5-Fluorouracil chemotherapy affects spatial working memory and newborn neurons in the adult rat hippocampus.

Chemotherapy-associated memory deficits in adults are prevalent with systemic treatment utilizing 5-fluorouracil (5-Fu). 5-Fu disrupts cell proliferation and readily crosses the blood-brain barrier. Proliferating cells within the adult dentate gyrus of the hippocampus give rise to new neurons involved in memory and learning and require neurotrophic factors such as brain-derived neurotrophic factor (BDNF) to nurture this process of adult neurogenesis. Some of these proliferating cells are anatomically and functionally supported by vascular endothelial cells. We propose that systemically administered 5-Fu chemotherapy will cause deficits in hippocampal memory that are associated with altered BDNF levels and proliferating cells (particularly vascular-associated cells) in the dentate gyrus. This was tested by determining the effect of 5-Fu on spatial working memory as modelled by the object location recognition test.
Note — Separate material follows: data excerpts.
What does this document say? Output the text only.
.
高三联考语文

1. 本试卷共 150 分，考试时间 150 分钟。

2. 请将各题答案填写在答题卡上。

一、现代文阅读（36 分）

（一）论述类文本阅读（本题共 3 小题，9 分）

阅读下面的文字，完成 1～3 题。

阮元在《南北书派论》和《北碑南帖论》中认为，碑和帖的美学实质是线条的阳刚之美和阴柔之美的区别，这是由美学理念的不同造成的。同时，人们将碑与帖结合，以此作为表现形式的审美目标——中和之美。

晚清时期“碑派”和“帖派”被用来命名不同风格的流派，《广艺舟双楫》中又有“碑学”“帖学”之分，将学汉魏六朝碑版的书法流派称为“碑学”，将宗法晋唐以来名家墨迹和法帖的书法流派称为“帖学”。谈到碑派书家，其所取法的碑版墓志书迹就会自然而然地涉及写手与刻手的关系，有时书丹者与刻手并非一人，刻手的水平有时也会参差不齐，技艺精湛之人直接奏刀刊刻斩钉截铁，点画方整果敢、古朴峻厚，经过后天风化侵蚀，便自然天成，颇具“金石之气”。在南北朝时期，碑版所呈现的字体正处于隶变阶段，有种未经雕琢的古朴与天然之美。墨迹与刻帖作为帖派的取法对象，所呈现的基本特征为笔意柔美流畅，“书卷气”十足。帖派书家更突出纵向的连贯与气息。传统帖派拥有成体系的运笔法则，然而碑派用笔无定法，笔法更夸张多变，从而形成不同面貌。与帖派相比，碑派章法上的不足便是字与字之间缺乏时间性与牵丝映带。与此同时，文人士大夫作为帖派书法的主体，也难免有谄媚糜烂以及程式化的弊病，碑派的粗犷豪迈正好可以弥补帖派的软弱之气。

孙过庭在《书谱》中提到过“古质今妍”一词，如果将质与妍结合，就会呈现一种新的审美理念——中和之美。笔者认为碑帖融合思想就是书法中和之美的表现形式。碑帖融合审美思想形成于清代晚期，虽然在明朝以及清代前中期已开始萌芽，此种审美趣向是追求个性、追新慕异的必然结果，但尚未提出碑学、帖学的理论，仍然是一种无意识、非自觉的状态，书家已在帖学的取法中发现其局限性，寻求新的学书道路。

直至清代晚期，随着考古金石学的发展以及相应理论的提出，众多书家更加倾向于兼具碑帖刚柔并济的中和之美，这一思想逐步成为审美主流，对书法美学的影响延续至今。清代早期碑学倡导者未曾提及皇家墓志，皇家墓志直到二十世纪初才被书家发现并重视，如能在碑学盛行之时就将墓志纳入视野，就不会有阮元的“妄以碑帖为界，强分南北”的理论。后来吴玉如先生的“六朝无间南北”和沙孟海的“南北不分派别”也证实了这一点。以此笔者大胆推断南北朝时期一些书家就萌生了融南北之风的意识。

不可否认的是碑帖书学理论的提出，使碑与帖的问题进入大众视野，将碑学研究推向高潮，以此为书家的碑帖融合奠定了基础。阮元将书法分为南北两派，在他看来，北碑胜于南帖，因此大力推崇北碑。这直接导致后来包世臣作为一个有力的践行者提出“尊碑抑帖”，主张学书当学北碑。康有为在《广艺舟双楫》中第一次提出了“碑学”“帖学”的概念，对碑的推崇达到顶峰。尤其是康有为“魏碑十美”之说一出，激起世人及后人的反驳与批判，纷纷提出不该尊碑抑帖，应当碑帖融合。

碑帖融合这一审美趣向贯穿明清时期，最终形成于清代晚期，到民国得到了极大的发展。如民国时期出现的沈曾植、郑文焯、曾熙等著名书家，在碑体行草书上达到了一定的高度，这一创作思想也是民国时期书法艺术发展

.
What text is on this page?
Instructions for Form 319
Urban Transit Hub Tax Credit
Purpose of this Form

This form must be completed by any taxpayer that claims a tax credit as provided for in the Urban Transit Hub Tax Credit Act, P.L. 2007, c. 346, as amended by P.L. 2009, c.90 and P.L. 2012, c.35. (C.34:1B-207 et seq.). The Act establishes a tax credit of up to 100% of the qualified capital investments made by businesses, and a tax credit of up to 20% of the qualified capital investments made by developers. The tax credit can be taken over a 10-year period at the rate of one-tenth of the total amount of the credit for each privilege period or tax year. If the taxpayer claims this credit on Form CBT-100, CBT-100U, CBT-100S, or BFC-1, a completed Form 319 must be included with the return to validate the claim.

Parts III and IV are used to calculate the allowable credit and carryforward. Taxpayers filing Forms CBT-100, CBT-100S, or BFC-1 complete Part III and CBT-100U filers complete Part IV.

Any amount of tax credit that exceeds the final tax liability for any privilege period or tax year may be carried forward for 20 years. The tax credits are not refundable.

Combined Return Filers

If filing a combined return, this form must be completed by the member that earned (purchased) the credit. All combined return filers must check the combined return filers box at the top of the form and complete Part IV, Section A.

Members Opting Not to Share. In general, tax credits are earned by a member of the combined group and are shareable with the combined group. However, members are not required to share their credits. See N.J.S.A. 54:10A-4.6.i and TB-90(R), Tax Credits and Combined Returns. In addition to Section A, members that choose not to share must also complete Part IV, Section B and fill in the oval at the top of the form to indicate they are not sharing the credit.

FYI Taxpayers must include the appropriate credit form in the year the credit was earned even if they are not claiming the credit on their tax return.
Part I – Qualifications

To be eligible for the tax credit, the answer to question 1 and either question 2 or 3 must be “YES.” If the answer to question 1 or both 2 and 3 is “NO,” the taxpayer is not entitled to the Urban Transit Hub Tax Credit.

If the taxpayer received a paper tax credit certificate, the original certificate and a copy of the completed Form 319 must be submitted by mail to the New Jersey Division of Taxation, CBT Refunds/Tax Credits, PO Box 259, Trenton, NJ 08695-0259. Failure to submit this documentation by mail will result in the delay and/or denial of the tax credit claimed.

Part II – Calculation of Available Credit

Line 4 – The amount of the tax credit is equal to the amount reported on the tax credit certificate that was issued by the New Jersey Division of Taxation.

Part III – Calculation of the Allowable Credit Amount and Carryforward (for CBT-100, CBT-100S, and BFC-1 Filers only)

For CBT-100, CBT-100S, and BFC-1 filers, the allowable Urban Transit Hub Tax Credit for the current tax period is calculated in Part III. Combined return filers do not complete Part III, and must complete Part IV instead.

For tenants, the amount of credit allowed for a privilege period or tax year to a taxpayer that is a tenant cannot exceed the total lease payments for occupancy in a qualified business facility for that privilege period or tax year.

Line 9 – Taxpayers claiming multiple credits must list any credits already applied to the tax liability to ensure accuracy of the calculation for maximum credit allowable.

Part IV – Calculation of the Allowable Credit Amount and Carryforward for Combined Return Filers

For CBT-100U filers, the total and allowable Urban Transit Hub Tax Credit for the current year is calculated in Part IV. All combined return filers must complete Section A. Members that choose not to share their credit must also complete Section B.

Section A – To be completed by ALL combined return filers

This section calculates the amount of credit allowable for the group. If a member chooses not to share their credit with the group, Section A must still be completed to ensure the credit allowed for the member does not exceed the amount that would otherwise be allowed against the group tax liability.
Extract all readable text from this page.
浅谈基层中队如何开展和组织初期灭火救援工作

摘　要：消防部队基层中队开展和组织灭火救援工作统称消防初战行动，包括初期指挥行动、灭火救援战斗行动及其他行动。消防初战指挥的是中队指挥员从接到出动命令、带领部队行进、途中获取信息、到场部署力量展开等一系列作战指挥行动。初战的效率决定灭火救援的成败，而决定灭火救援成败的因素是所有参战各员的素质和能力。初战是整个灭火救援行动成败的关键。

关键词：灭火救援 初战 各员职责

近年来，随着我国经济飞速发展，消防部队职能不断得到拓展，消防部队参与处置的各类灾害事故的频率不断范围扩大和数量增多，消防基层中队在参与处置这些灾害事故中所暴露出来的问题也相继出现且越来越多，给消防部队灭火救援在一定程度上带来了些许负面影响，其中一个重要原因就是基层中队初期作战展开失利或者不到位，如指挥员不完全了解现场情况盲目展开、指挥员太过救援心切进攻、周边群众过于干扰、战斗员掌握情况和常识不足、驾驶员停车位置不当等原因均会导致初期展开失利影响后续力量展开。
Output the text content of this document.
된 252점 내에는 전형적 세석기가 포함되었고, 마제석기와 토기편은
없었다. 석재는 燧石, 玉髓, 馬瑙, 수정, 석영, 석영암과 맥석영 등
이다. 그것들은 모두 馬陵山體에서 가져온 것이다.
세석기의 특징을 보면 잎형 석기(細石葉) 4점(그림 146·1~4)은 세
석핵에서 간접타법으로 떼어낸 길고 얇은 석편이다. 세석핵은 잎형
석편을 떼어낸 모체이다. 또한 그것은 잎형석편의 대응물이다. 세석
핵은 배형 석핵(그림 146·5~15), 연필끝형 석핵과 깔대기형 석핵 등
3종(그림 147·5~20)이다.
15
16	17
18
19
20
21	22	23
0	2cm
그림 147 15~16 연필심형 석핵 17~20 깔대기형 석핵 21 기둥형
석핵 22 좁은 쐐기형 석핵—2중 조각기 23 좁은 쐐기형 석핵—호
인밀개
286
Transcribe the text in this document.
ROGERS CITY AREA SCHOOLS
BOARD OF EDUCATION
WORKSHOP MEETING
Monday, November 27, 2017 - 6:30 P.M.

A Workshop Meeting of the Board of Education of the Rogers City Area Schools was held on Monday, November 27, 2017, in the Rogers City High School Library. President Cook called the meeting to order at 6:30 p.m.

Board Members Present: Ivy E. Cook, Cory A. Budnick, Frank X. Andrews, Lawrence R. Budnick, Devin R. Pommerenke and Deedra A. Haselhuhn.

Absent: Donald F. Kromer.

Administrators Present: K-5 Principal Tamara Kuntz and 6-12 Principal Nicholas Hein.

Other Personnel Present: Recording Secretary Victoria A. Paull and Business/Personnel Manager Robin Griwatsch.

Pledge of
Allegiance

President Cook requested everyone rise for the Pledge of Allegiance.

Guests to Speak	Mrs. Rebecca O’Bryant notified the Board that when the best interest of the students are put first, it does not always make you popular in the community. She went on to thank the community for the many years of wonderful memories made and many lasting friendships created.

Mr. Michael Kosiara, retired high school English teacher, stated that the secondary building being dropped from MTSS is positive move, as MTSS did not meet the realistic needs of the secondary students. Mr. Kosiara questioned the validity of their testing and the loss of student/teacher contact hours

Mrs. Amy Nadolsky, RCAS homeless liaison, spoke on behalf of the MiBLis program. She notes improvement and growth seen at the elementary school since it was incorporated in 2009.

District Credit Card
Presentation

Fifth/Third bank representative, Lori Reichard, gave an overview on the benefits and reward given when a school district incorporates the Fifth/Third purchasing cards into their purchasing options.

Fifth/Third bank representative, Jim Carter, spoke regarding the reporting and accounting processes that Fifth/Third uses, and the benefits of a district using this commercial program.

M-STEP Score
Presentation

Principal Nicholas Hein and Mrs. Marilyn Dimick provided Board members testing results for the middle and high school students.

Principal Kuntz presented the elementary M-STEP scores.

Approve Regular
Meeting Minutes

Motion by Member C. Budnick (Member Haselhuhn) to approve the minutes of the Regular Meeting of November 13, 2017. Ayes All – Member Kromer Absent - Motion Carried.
Numbers of vascular-associated (VA) and non-vascular-associated (NVA) proliferating cells in the dentate gyrus were measured using double-labelling immunohistochemistry with markers of proliferation (Ki67) and endothelial cells (RECA-1). 5-Fu-induced changes in hippocampal BDNF and doublecortin (DCX) protein levels were quantified using Western immunoblotting. 5-Fu chemotherapy caused a marginal disruption in spatial working memory and did not alter the total proliferating cell counts or the percentage of VA and NVA proliferating cells in the dentate gyrus. In contrast, 5-Fu significantly reduced BDNF and DCX levels in the hippocampus, indicating alterations in neurotrophin levels and neurogenesis. These findings highlight the usefulness of animal models of 'chemobrain' for understanding the mechanisms that underlie chemotherapy-associated declines in cognitive performance and memory.